ObjectivesTo prospectively compare multidetector-row CT (MDCT) and MRI for evaluation of the ablative margin (AM) and index tumor immediately after combined treatment with conventional TACE and ultrasound-guided RFA for HCC.
Patients and MethodsThis study included 33 consecutive patients with 45 HCCs in whom both contrast-enhanced MDCT and MRI were performed immediately after RFA combined with TACE. Two radiologists independently reviewed the images in terms of the ease of visually discriminating between the AM and index tumor (positive versus negative target sign) and the AM status within the RFA zone. The AM status was divided into AM-plus (completely surrounding tumor), AM-zero (partly discontinuous, without bulging tumor portion), and AM-minus (partly discontinuous, with bulging tumor portion). The McNemar test and kappa statistics were used to compare the CT and MRI data for the incidence of a target sign. The clinical and imaging features were analyzed for the correlation with the local tumor progression using univariate and multivariate analysis.

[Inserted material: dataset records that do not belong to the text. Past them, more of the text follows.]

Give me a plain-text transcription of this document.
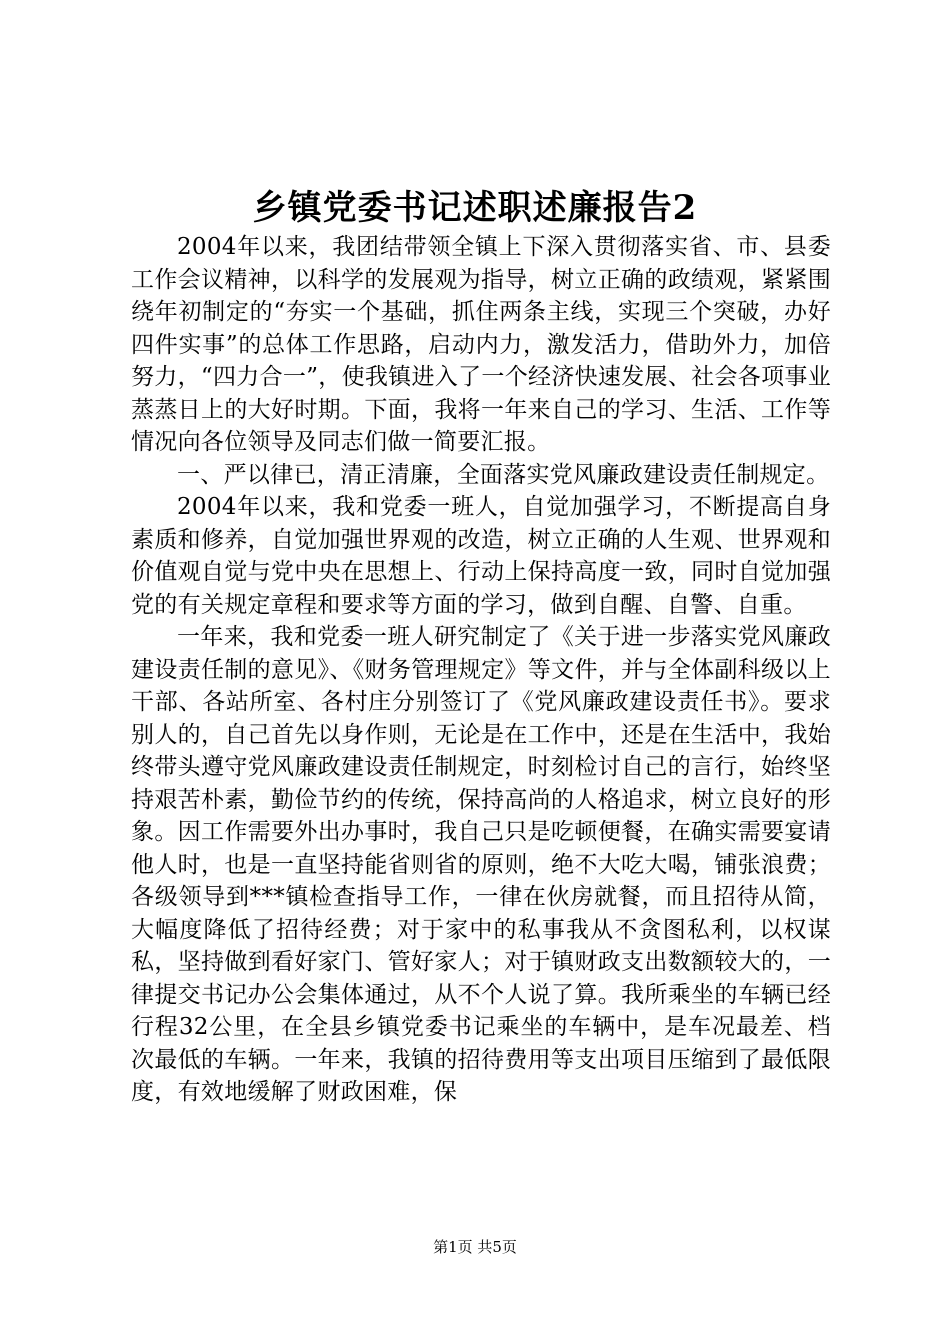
乡镇党委书记述职述廉报告2

2004年以来，我团结带领全镇上下深入贯彻落实省、市、县委工作会议精神，以科学的发展观为指导，树立正确的政绩观，紧紧围绕年初制定的“夯实一个基础，抓住两条主线，实现三个突破，办好四件实事”的总体工作思路，启动内力，激发活力，借助外力，加倍努力，“四力合一”，使我镇进入了一个经济快速发展、社会各项事业蒸蒸日上的大好时期。下面，我将一年来自己的学习、生活、工作等情况向各位领导及同志们做一简要汇报。

一、严以律已，清正清廉，全面落实党风廉政建设责任制规定。

2004年以来，我和党委一班人，自觉加强学习，不断提高自身素质和修养，自觉加强世界观的改造，树立正确的人生观、世界观和价值观自觉与党中央在思想上、行动上保持高度一致，同时自觉加强党的有关规定章程和要求等方面的学习，做到自醒、自警、自重。

一年来，我和党委一班人研究制定了《关于进一步落实党风廉政建设责任制的意见》、《财务管理规定》等文件，并与全体副科级以上干部、各站所室、各村庄分别签订了《党风廉政建设责任书》。要求别人的，自己首先以身作则，无论是在工作中，还是在生活中，我始终带头遵守党风廉政建设责任制规定，时刻检讨自己的言行，始终坚持艰苦朴素，勤俭节约的传统，保持高尚的人格追求，树立良好的形象。因工作需要外出办事时，我自己只是吃顿便餐，在确实需要宴请他人时，也是一直坚持能省则省的原则，绝不大吃大喝，铺张浪费；各级领导到***镇检查指导工作，一律在伙房就餐，而且招待从简，大幅度降低了招待经费；对于家中的私事我从不贪图私利，以权谋私，坚持做到看好家门、管好家人；对于镇财政支出数额较大的，一律提交书记办公会集体通过，从不个人说了算。我所乘坐的车辆已经行程32公里，在全县乡镇党委书记乘坐的车辆中，是车况最差、档次最低的车辆。一年来，我镇的招待费用等支出项目压缩到了最低限度，有效地缓解了财政困难，保

第1页 共5页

ResultsThe AM and index tumor were visually discriminated within the ablation zone in 36 (80%) and 40 (88.9%) of 45 ablation zones on MDCT and MRI, respectively (P = 0.387; slight agreement, k = 0.0). On the basis of the results of MDCT and MRI, AM status was classified as AM plus (n = 27 and 31, respectively) and AM zero (n = 9 each). Local tumor progression occurred significantly less in cases with AM-plus on MDCT (P = 0.015) and MRI (P = 0.023) during the follow-up period.
ConclusionMDCT and MRI had equivalent ability to differentiate between the AM and index tumor within the ablation zones immediately after RFA combined with TACE.